Tribuna Ribeirão
Cultura

Álbum traz catorze raridades de Tom Zé

Criador de uma das lingua­gens mais particulares da mú­sica brasileira, Tom Zé acaba de ter a produção menos visível de um importante período de sua vida, compreendido entre 1969 e 1976, organizada pelo pesquisador e jornalista do Es­tadão Renato Vieira. O álbum “Raridades” traz 14 faixas de gravações que poucos ouviram recuperadas dos arquivos das companhias RGE e Warner, que hoje detém os registros da Continental.

Tom gravou al­guns compactos simples e canções para projetos espe­ciais que não tive­ram vida longa ou se tornaram apenas versões para colecio­nadores. Dispostas cronologicamente, é possível entender o desenvolvimento de seu pensamen­to musical desde o momento posterior à sua vitória no IV Festival de Música Popular Brasileira, da TV Record, até o ano em que lança “Estudando o samba”, o álbum que levaria 14 anos para ser valorizado, a partir de um lançamento feito pelo roqueiro David Byrne.

João Araújo, que viria a ser um dos criadores da Som Livre, havia acabado de levar Tom do selo AU, Artistas Unidos, para a RGE. Sua estreia, recuperada por Renato Vieira, foi justamen­te com um compacto simples que trazia “Você gosta”, uma par­ceria com Hermes de Aquino, no lado A, e “Feitiço” no B, as duas com arranjos do maestro Severino Filho.

O fogão na letra de “Você gosta”, segundo Tom, não era por acaso. “Era símbolo da pri­meira revolução industrial de Irará”: “Eu sei / Que você não gosta de magoar seu coração / Mas quando eu estou em casa / Derrama leite no fogão / En­quanto boto o açúcar faz o café derramar”, diz a letra. “Isso tudo estava presente, assim como o que canto em ‘Feitiço’”, diz o compositor sobre a can­ção tropicalista.

“O mercado exigia esse for­mato, o compacto. Era uma forma de vender as músicas que iam para os festivais. Só depois, eram lançadas em LPs”, diz o jornalista. Outra passagem por um festival viria logo depois, com duas músicas inscritas agora no V Festival de MPB da TV Record. Tom competia com “Jeitinho dela” e “Bola pra frente”, que seriam gravadas às pressas também em compacto.

“Jeitinho dela” tem um sabor ainda mais especial: registrada ao vivo no festival, Tom Zé, em versão raríssi­ma, canta ao lado dos Novos Baianos, grupo que devia uma porção de sua existência a ele. Foi Tom quem apresen­tou Moraes Moreira, o motor intelectual da formação, ao poeta Luiz Galvão.

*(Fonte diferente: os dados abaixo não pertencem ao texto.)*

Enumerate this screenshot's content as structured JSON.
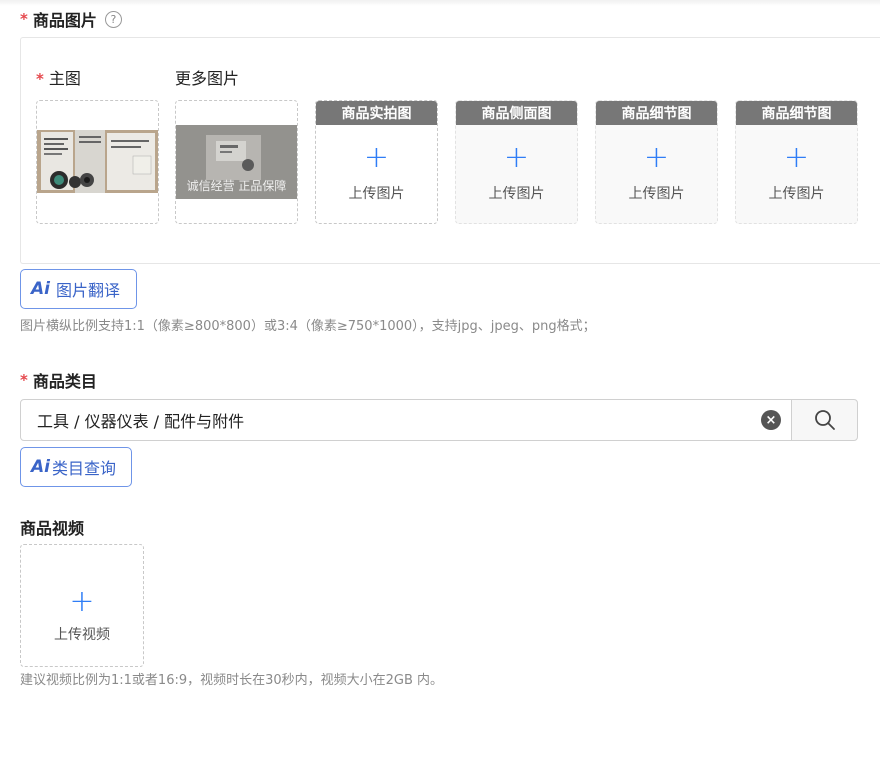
{
  "image_section": {
    "label": "商品图片",
    "required_mark": "*",
    "help_icon": "?",
    "main_label": "主图",
    "more_label": "更多图片",
    "watermark": "诚信经营 正品保障",
    "upload_slots": [
      {
        "title": "商品实拍图",
        "plus": "+",
        "text": "上传图片"
      },
      {
        "title": "商品侧面图",
        "plus": "+",
        "text": "上传图片"
      },
      {
        "title": "商品细节图",
        "plus": "+",
        "text": "上传图片"
      },
      {
        "title": "商品细节图",
        "plus": "+",
        "text": "上传图片"
      }
    ],
    "ai_button": {
      "logo": "Ai",
      "label": "图片翻译"
    },
    "hint": "图片横纵比例支持1:1（像素≥800*800）或3:4（像素≥750*1000），支持jpg、jpeg、png格式；"
  },
  "category_section": {
    "label": "商品类目",
    "required_mark": "*",
    "value": "工具 / 仪器仪表 / 配件与附件",
    "clear_icon": "×",
    "ai_button": {
      "logo": "Ai",
      "label": "类目查询"
    }
  },
  "video_section": {
    "label": "商品视频",
    "plus": "+",
    "upload_text": "上传视频",
    "hint": "建议视频比例为1:1或者16:9，视频时长在30秒内，视频大小在2GB 内。"
  },
  "colors": {
    "accent": "#2f7df6",
    "required": "#e5484d",
    "ai_blue": "#3a64c8"
  }
}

“Pensei em montar em or­dem cronológica para o ou­vinte acompanhar como se desenvolve a linguagem do ar­tista. Com o passar do tempo, lá por 1970, 1971, ele se aproxima mais do bolero e do samba”, diz Renato Vieira. Além da percep­ção estética, os movimentos são regidos também pelo contexto social, colocados sempre em crítica contundente e indireta.

Competições de Hebe
Foi de mais uma partici­pação em um concurso, desta vez o Movimento de Incen­tivo à MPB, feito pela apre­sentadora Hebe Camargo, na TV Record, de onde saiu mais um single. “Silêncio de nós dois”, vencedora da com­petição, entrou como a faixa principal e “Senhor cidadão” ficou no lado B antes de ser lançada em LP.

“Eu queria falar sobre a segregação que o homem das classes A e B exercia sobre os outros. E também do castigo que sofria por isso”, lembra o cantor. “Senhor cidadão / Na briga eterna do teu mundo / Senhor cidadão / Tem que ferir ou ser ferido / Senhor cidadão / O cidadão, que vida amarga / Que vida amarga.”

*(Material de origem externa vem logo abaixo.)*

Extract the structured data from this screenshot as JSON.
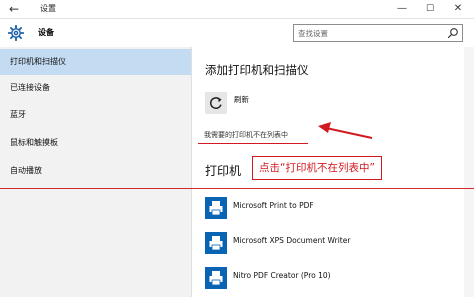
{
  "titlebar": {
    "back_icon": "back-arrow-icon",
    "title": "设置",
    "controls": {
      "minimize": "—",
      "maximize": "☐",
      "close": "✕"
    }
  },
  "header": {
    "icon": "gear-icon",
    "title": "设备",
    "search": {
      "placeholder": "查找设置",
      "icon": "search-icon"
    }
  },
  "sidebar": {
    "items": [
      {
        "label": "打印机和扫描仪",
        "active": true
      },
      {
        "label": "已连接设备",
        "active": false
      },
      {
        "label": "蓝牙",
        "active": false
      },
      {
        "label": "鼠标和触摸板",
        "active": false
      },
      {
        "label": "自动播放",
        "active": false
      }
    ]
  },
  "main": {
    "title": "添加打印机和扫描仪",
    "refresh": {
      "label": "刷新",
      "icon": "refresh-icon"
    },
    "not_listed_link": "我需要的打印机不在列表中",
    "printers_title": "打印机",
    "printers": [
      {
        "name": "Microsoft Print to PDF",
        "icon": "printer-icon"
      },
      {
        "name": "Microsoft XPS Document Writer",
        "icon": "printer-icon"
      },
      {
        "name": "Nitro PDF Creator (Pro 10)",
        "icon": "printer-icon"
      }
    ]
  },
  "annotation": {
    "callout_text": "点击“打印机不在列表中”",
    "color": "#d2191f"
  },
  "colors": {
    "accent": "#0a64b4",
    "sidebar_active": "#c3dcf2",
    "sidebar_bg": "#f2f2f2"
  }
}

Havia inquietude de Tom também em “A babá”, expondo à sua maneira os confrontos dos tempos: “Quem é que ago­ra está / Botando tanto grilo na cabeça do século? / Ô de mar­ré, de-marré-de-ci / E quem é que tá / Botando piolho na ca­beça do século?”

Assim como “A babá”, “Augusta, Angéli­ca e Consolação” também foi grava­da antes, em outra versão, colocada em um compacto sim­ples. O álbum de raridades traz ainda “Quem não pode se Tchaikovski”, que havia sido lançada apenas no lado B do compacto com “Augusta, Angélica e Consolação”, com uma construção singular que une trechos do “Con­certo para violino e orquestra em ré maior, op. 35”, de Tchaikovski a sonoridades nordestinas.

“Contos de fraldas” veio de um compacto de 1974, “A dama de vermelho” foi pedida para a novela Xeque-Mate, de 1976, e “O anfitrião”, que como “Dói” aparece na voz de Beti­na, foi um desafio feito pela primeira vez por Lupicínio Ro­drigues: “Por que você não faz uma música de dor de cotove­lo?” Betina, que gravou as duas canções que aparecem como bônus, era uma cantora desco­berta pela empresária Mônica Lisboa, sucessora de Guilher­me Araújo, que pediu a Tom para fazer algo que a projetas­se, algo que não aconteceu.